MÖ üç binli yıllarda Firavunlar Hanedanının ortaya çıktığını anlatan Gündoğdu, Makedonyalı Büyük İskender’in Mısır’ı fethetmesine kadar 350 Firavunun gelip geçtiğini belirtti.
Mısır’a sırasıyla Doğu Romalıların, Emevilerin, Abbasilerin, Tolonoğullarının, Fatımilerin, Eyyübilerin sahip olduğunu, 1517’de ise Yavuz Sultan Selim’in Memluk yönetimine son veren Mercidabık savaşının ardından Osmanlı topraklarına katıldığını ifade eden Gündoğdu, Mısır’ın, 1. Dünya Savaşı sonrasına kadar Osmanlı yönetimine bağlı kaldığını, Lozan Anlaşmasını müteakip Osmanlı yönetiminden tamamen koptuğunu bildirdi.

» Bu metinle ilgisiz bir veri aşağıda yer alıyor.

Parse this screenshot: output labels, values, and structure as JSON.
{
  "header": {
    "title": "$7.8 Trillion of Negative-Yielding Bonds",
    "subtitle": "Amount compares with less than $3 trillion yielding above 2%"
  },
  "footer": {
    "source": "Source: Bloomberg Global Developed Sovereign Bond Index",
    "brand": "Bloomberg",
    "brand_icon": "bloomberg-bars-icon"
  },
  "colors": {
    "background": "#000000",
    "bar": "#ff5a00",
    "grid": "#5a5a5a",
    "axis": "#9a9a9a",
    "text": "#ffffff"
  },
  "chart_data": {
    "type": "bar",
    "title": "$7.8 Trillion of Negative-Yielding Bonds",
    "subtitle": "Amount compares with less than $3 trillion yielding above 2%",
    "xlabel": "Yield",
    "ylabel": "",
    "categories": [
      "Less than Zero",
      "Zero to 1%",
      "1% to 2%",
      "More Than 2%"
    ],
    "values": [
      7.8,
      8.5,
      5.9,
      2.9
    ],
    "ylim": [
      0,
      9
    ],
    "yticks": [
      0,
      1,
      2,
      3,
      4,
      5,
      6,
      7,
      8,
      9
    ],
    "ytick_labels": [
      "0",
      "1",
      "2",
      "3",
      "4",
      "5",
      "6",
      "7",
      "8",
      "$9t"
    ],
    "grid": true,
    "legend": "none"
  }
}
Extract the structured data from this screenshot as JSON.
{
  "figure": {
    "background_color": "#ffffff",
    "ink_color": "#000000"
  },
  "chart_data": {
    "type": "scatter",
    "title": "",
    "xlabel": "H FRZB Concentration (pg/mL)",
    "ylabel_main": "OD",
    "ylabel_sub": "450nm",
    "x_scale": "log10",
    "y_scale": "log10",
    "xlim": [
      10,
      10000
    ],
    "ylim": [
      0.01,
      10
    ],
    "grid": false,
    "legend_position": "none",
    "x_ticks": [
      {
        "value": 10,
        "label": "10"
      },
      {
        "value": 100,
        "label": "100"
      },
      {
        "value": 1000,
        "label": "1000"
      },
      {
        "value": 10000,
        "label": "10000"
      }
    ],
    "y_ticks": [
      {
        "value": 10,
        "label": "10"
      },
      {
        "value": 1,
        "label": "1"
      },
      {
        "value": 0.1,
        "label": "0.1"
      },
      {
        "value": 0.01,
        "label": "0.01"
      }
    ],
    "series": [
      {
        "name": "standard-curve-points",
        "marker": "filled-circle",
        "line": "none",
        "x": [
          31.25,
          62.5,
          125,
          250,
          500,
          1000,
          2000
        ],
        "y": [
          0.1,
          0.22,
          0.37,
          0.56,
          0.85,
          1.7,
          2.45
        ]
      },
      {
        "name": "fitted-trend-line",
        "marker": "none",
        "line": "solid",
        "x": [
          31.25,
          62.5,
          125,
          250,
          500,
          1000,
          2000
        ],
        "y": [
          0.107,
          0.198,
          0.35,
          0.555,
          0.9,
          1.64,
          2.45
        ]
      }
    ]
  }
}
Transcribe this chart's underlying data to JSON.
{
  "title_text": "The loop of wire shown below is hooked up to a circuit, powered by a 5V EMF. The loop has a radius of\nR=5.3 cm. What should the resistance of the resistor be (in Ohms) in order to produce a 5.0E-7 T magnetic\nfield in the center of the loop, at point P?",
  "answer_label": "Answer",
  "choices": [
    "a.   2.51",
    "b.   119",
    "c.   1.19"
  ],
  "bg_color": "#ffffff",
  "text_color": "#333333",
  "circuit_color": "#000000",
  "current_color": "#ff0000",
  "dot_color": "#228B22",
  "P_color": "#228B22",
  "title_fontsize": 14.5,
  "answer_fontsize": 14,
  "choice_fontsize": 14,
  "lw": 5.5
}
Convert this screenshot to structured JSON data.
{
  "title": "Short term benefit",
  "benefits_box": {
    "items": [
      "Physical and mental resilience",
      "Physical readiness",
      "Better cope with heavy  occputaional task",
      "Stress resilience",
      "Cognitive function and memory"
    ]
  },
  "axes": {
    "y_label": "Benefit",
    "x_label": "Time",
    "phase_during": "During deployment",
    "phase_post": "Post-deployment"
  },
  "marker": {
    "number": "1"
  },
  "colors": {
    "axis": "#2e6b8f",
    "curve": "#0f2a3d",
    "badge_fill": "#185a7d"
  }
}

375 TÜRK ESERİ HALA AYAKTA
Mısır ekonomisinin daha çok turizm gelirlerine dayandığını, ayrıca bir miktar petrol gelirine de sahip olduklarını anımsatan Gündoğdu, Osmanlıların, Mısır’da 375 eser bıraktıklarını söyledi.
Türk-Mısır ilişkilerinin dini, tarihi, ekonomik ve kültürel boyutu olduğunu vurgulayan Gündoğdu, bu ilişkinin en üst seviyede devam etmesinin önemine vurgu yaptı.
Gündoğdu, daha sonra slâytlar eşliğinde Kahire ve İskenderiye’deki tarihi ve turistik eserlerin tanıtımını yaptı.
Konferansı Edebiyat Fakültesi Öğretim Üyesi Prof. Dr. Yılmaz Özbek’in yanı sıra öğretim üyeleri ve öğrenciler izledi.